Atezolizumab was first approved based on accelerated approval in the second-line setting, based off results from IMvigor 210 cohort 2, which tested atezolizumab in 310 patients who are platinum-refractory. In that trial, 16% of patients have achieved an objective response and the median survival was roughly 8 months. Responses were durable and treatment was well tolerated, and on the basis of response and duration of response, the FDA-approved atezolizumab in the second-line platinum-refractory setting.

Nivolumab was tested in CheckMate-275, which was a similarly designed trial of 270 patients with advanced urothelial cancer who were platinum-refractory and who received nivolumab at 3 mg/kg every 2 weeks until disease progression.

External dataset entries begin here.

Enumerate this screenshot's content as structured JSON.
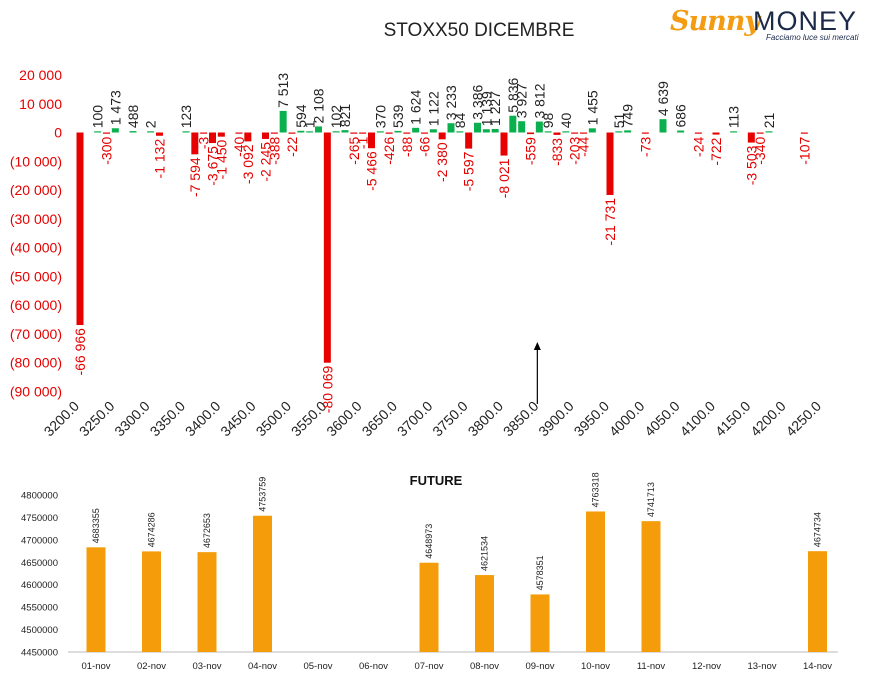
{
  "brand": {
    "name_part1": "Sunny",
    "name_part2": "MONEY",
    "tagline": "Facciamo luce sui mercati"
  },
  "chart_data": [
    {
      "type": "bar",
      "title": "STOXX50 DICEMBRE",
      "ylim": [
        -90000,
        20000
      ],
      "yticks": [
        20000,
        10000,
        0,
        -10000,
        -20000,
        -30000,
        -40000,
        -50000,
        -60000,
        -70000,
        -80000,
        -90000
      ],
      "ytick_labels": [
        "20 000",
        "10 000",
        "0",
        "(10 000)",
        "(20 000)",
        "(30 000)",
        "(40 000)",
        "(50 000)",
        "(60 000)",
        "(70 000)",
        "(80 000)",
        "(90 000)"
      ],
      "x_tick_labels": [
        "3200.0",
        "3250.0",
        "3300.0",
        "3350.0",
        "3400.0",
        "3450.0",
        "3500.0",
        "3550.0",
        "3600.0",
        "3650.0",
        "3700.0",
        "3750.0",
        "3800.0",
        "3850.0",
        "3900.0",
        "3950.0",
        "4000.0",
        "4050.0",
        "4100.0",
        "4150.0",
        "4200.0",
        "4250.0"
      ],
      "x_range": [
        3200,
        4250
      ],
      "current_level_marker": 3850,
      "colors": {
        "negative": "#e60000",
        "positive": "#0ab04d",
        "axis_label": "#e60000"
      },
      "series": [
        {
          "values": [
            {
              "x": 3200,
              "y": -66966,
              "label": "-66 966"
            },
            {
              "x": 3225,
              "y": 100,
              "label": "100"
            },
            {
              "x": 3237.5,
              "y": -300,
              "label": "-300"
            },
            {
              "x": 3250,
              "y": 1473,
              "label": "1 473"
            },
            {
              "x": 3275,
              "y": 488,
              "label": "488"
            },
            {
              "x": 3300,
              "y": 2,
              "label": "2"
            },
            {
              "x": 3312.5,
              "y": -1132,
              "label": "-1 132"
            },
            {
              "x": 3350,
              "y": 123,
              "label": "123"
            },
            {
              "x": 3362.5,
              "y": -7594,
              "label": "-7 594"
            },
            {
              "x": 3375,
              "y": -3,
              "label": "-3"
            },
            {
              "x": 3387.5,
              "y": -3675,
              "label": "-3 675"
            },
            {
              "x": 3400,
              "y": -1450,
              "label": "-1 450"
            },
            {
              "x": 3425,
              "y": -40,
              "label": "-40"
            },
            {
              "x": 3437.5,
              "y": -3092,
              "label": "-3 092"
            },
            {
              "x": 3462.5,
              "y": -2245,
              "label": "-2 245"
            },
            {
              "x": 3475,
              "y": -388,
              "label": "-388"
            },
            {
              "x": 3487.5,
              "y": 7513,
              "label": "7 513"
            },
            {
              "x": 3500,
              "y": -22,
              "label": "-22"
            },
            {
              "x": 3512.5,
              "y": 594,
              "label": "594"
            },
            {
              "x": 3525,
              "y": 1,
              "label": "1"
            },
            {
              "x": 3537.5,
              "y": 2108,
              "label": "2 108"
            },
            {
              "x": 3550,
              "y": -80069,
              "label": "-80 069"
            },
            {
              "x": 3562.5,
              "y": 102,
              "label": "102"
            },
            {
              "x": 3575,
              "y": 821,
              "label": "821"
            },
            {
              "x": 3587.5,
              "y": -265,
              "label": "-265"
            },
            {
              "x": 3600,
              "y": -1,
              "label": "-1"
            },
            {
              "x": 3612.5,
              "y": -5466,
              "label": "-5 466"
            },
            {
              "x": 3625,
              "y": 370,
              "label": "370"
            },
            {
              "x": 3637.5,
              "y": -426,
              "label": "-426"
            },
            {
              "x": 3650,
              "y": 539,
              "label": "539"
            },
            {
              "x": 3662.5,
              "y": -88,
              "label": "-88"
            },
            {
              "x": 3675,
              "y": 1624,
              "label": "1 624"
            },
            {
              "x": 3687.5,
              "y": -66,
              "label": "-66"
            },
            {
              "x": 3700,
              "y": 1122,
              "label": "1 122"
            },
            {
              "x": 3712.5,
              "y": -2380,
              "label": "-2 380"
            },
            {
              "x": 3725,
              "y": 3233,
              "label": "3 233"
            },
            {
              "x": 3737.5,
              "y": 84,
              "label": "84"
            },
            {
              "x": 3750,
              "y": -5597,
              "label": "-5 597"
            },
            {
              "x": 3762.5,
              "y": 3386,
              "label": "3 386"
            },
            {
              "x": 3775,
              "y": 1139,
              "label": "1 139"
            },
            {
              "x": 3787.5,
              "y": 1227,
              "label": "1 227"
            },
            {
              "x": 3800,
              "y": -8021,
              "label": "-8 021"
            },
            {
              "x": 3812.5,
              "y": 5836,
              "label": "5 836"
            },
            {
              "x": 3825,
              "y": 3927,
              "label": "3 927"
            },
            {
              "x": 3837.5,
              "y": -559,
              "label": "-559"
            },
            {
              "x": 3850,
              "y": 3812,
              "label": "3 812"
            },
            {
              "x": 3862.5,
              "y": 98,
              "label": "98"
            },
            {
              "x": 3875,
              "y": -833,
              "label": "-833"
            },
            {
              "x": 3887.5,
              "y": 40,
              "label": "40"
            },
            {
              "x": 3900,
              "y": -203,
              "label": "-203"
            },
            {
              "x": 3912.5,
              "y": -44,
              "label": "-44"
            },
            {
              "x": 3925,
              "y": 1455,
              "label": "1 455"
            },
            {
              "x": 3950,
              "y": -21731,
              "label": "-21 731"
            },
            {
              "x": 3962.5,
              "y": 51,
              "label": "51"
            },
            {
              "x": 3975,
              "y": 749,
              "label": "749"
            },
            {
              "x": 4000,
              "y": -73,
              "label": "-73"
            },
            {
              "x": 4025,
              "y": 4639,
              "label": "4 639"
            },
            {
              "x": 4050,
              "y": 686,
              "label": "686"
            },
            {
              "x": 4075,
              "y": -24,
              "label": "-24"
            },
            {
              "x": 4100,
              "y": -722,
              "label": "-722"
            },
            {
              "x": 4125,
              "y": 113,
              "label": "113"
            },
            {
              "x": 4150,
              "y": -3503,
              "label": "-3 503"
            },
            {
              "x": 4162.5,
              "y": -340,
              "label": "-340"
            },
            {
              "x": 4175,
              "y": 21,
              "label": "21"
            },
            {
              "x": 4225,
              "y": -107,
              "label": "-107"
            }
          ]
        }
      ]
    },
    {
      "type": "bar",
      "title": "FUTURE",
      "ylim": [
        4450000,
        4800000
      ],
      "yticks": [
        4800000,
        4750000,
        4700000,
        4650000,
        4600000,
        4550000,
        4500000,
        4450000
      ],
      "ytick_labels": [
        "4800000",
        "4750000",
        "4700000",
        "4650000",
        "4600000",
        "4550000",
        "4500000",
        "4450000"
      ],
      "categories": [
        "01-nov",
        "02-nov",
        "03-nov",
        "04-nov",
        "05-nov",
        "06-nov",
        "07-nov",
        "08-nov",
        "09-nov",
        "10-nov",
        "11-nov",
        "12-nov",
        "13-nov",
        "14-nov"
      ],
      "values": [
        4683355,
        4674286,
        4672653,
        4753759,
        null,
        null,
        4648973,
        4621534,
        4578351,
        4763318,
        4741713,
        null,
        null,
        4674734
      ],
      "value_labels": [
        "4683355",
        "4674286",
        "4672653",
        "4753759",
        "",
        "",
        "4648973",
        "4621534",
        "4578351",
        "4763318",
        "4741713",
        "",
        "",
        "4674734"
      ],
      "colors": {
        "bar": "#f59c0a"
      }
    }
  ]
}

In that trial, the response rate was 19%, and similar to what was observed with the atezolizumab study, responses were durable. Coupled with the safety, the FDA also approved nivolumab as second-line treatment and accelerated approval in advanced bladder cancer.

Durvalumab was tested in a phase I trial called Study 1108. This trial was a fairly large trial that enrolled over 1000 patients and that focused on 15 different tumor types. However, there was a specific cohort dedicated to platinum-treated patients with advanced bladder cancer and it enrolled roughly 100 patients. And in this trial, we observed an objective response rate of 20%. And using the biomarker cutoff of 25% PD-L1 staining in tumor cells or immune cells, we found that these patients were enriched for responses. And roughly 31% of patients who had high levels of PD-L1 expression responded to treatment, whereas approximately 5% of patients who had low PD-L1 levels responded to treatment. On the basis of these responses and durability of responses, again, similar to what we observed of other agents in this class, the FDA granted accelerated approval for durvalumab in the second-line setting. And in this instance, patients were treated with durvalumab at 10 mg/kg every 2 weeks until disease progression or unacceptable toxicity.

Avelumab was evaluated also in a large phase I trial called the JAVELIN study, that enrolled roughly 44 patients with advanced bladder cancer who had previously progressed on platinum-based chemotherapy, although a few patients who were treatment-naïve in the first-line setting were also enrolled. And in this particular trial, we saw roughly about 18% response rate for avelumab, and also similarly a duration of response that was similar to other agents in this class.

Patients who had high levels of PD-L1 were more likely to respond to therapy. And on the basis of the response, duration of response, and safety observed with durvalumab, the FDA granted accelerated approval for avelumab in a second-line setting in platinum-pretreated metastatic urothelial cancer.

Pembrolizumab was granted full approval by the FDA on the basis of KEYNOTE-045, which tested pembrolizumab versus standard of care chemotherapy in roughly 542 patients in the United States as well as globally. And in this particular trial what we observed was that for pembrolizumab, the response rate was 21% versus chemotherapy, which was approximately 11%. However, there was a significant benefit in terms of survival, which was a primary endpoint with a hazard ratio of 0.73.

Interestingly, patients who had PD-L1 overexpression in that particular study did not enrich for responses. And in fact, the response rate for patients who had high levels of PD-L1 was 21%, which was similar to the entire study population.